Pain is actually a major public health concern, impacting an estimated 100 million Americans. Several studies have been done on massage therapy and concluded that it can be helpful in managing pain resulting from cancer, mental health disorders, fibromyalgia, headaches, HIV and more.
Benefits of Massage Therapy in Hospice
Massage therapy is a nurturing part of the dying experience, for many reasons, including the following:
- Dying is part of living: Those fighting for their lives in hospice for weeks and months know how taxing the battle is. The treatments and medications designed to relieve pain can be somewhat effective, but can also place additional strain on the body. Hospice massage acts as a natural treatment that can help patients get peace, points out Massage Magazine.
- Touch is a universal language: Full-blown massage treatments may no longer be possible at the very end of life when the patient is in a fragile state. However, even at this stage, there’s something called attentive touch that can ease discomfort wherever it is needed. This may take the form of a gentle foot massage or scalp massage, for example. Whatever the case may be, attentive touch can reduce stress and anxiety, allowing the patient to relax fully.
- A healing presence: The ability to just be present for the patient is the goal of hospice massage therapists, serving as anchors for family members and other caregivers through undivided attention met with a transformative response of calm and trust.
- Stability: The physical benefits from touch include stabilized heart rate, lower blood pressure, endorphin release, a feeling of being cared for, and eased depression, fear and anxiety.
AMTA maintains a position that massage therapy indeed improves the quality of life for those in hospice and palliative care. Recent studies have shown that massage therapy is one of the most frequently offered complementary therapies in hospice and palliative care. The quality of life for those in hospice care is often compromised. Research has shown that massage therapy can provide comfort and relaxation, as well as alleviate these symptoms and conditions:
- Difficulty sleeping
- Depression and mood disorders
Why is positive touch so powerful? It is rooted in the tactile experiences we develop at birth, with touch being the first sensation that welcomes us into this world. It stands to reason that these should be the last perceptions we have when we leave this world. Touch has been found to raise the blood pressure of people in a deep coma. Or, it can penetrate the nonverbal state of Alzheimer’s patients who may blurt out a cohesive sentence while receiving massage to the effect of “that feels good,” only to go right back to their silent world. Touch can penetrate the semi-comatose state people experience when on severe painkillers to give the overall treatment an element of human contact. Many times, patients reduce their demand for drugs when receiving massage therapy.
The type of massage therapy for hospice patients is different from the standard approach. Massage therapists would use geriatric massage techniques focused on the amelioration of pain, instead of using the vigorous approaches of deep tissue work or acupressure.
What Happens During a Massage Therapy Session
When a patient received massage, the muscles and soft tissues relax, to be sure, but their entire well-being and spirit has a chance to release anxiety and just be present in the moment, says the Mayo Clinic. When patients are able to relax, pain is lessened and a sense of well-being has a chance to take over, allowing the patient to experience greater peace and ability to cope with what lies ahead. Massage involves caring, safe touch — an invitation to relax, if you will.

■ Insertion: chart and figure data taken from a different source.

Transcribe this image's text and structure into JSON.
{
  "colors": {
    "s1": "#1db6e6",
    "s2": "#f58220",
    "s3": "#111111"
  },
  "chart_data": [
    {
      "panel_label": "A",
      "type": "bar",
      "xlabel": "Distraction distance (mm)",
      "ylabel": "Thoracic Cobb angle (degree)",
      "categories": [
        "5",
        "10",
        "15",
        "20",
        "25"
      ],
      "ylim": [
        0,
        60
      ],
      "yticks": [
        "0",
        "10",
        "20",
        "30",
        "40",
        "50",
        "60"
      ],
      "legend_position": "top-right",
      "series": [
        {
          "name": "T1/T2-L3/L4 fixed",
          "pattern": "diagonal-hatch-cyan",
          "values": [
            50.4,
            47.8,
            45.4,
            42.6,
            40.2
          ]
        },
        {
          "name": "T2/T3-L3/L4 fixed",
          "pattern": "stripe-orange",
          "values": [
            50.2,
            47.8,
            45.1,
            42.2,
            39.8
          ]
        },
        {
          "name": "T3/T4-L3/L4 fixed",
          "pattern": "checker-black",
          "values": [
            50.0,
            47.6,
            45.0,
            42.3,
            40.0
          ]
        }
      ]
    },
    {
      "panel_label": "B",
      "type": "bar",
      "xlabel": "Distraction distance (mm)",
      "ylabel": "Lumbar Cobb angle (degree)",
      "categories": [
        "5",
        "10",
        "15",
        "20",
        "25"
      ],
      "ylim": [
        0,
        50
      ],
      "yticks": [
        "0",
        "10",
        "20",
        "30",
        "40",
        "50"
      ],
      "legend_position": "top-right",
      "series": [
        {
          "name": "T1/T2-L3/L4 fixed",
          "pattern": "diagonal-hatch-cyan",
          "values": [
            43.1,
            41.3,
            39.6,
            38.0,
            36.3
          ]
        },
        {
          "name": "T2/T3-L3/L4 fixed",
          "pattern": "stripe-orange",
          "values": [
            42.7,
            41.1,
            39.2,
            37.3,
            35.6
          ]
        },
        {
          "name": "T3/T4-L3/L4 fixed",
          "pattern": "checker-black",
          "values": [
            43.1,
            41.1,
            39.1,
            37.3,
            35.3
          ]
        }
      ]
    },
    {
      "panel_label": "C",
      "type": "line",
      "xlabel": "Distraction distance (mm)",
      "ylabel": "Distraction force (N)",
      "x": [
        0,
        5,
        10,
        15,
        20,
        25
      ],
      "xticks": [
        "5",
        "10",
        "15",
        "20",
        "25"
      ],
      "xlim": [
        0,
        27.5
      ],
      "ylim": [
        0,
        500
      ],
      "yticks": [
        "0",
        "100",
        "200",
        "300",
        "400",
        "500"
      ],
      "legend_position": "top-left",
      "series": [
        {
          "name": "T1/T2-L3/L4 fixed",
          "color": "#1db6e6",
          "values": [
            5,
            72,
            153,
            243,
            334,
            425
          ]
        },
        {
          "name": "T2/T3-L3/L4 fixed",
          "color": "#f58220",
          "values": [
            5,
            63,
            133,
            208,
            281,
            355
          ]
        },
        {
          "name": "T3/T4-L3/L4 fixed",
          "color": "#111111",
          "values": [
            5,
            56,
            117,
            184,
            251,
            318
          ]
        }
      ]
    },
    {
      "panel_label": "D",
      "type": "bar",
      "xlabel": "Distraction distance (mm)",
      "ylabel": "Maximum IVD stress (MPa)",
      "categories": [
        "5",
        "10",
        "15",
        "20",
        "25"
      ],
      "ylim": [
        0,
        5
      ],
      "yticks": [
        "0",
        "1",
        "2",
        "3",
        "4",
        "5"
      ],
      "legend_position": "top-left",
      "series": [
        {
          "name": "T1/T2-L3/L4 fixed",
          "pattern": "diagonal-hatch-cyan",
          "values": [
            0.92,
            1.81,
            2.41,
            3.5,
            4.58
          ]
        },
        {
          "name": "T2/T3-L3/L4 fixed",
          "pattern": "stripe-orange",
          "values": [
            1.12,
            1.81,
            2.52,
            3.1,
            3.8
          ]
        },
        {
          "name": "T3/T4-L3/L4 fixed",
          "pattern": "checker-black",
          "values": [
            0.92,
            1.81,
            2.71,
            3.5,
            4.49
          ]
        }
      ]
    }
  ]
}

This, together with pain relief, produces a “relaxation response,” where the heart and breathing rates slow, blood pressure goes down, production of stress hormones decreases, and muscles relax, according to the University of Minnesota. The relaxation response also increases the available level of serotonin, a chemical in the body that affects emotions and thoughts. It may also decrease the physical effects of stress and the risks that come with it, such as anxiety, hypertension, cardiac arrhythmias, insomnia, fatigue, digestive disorders and psychological issues.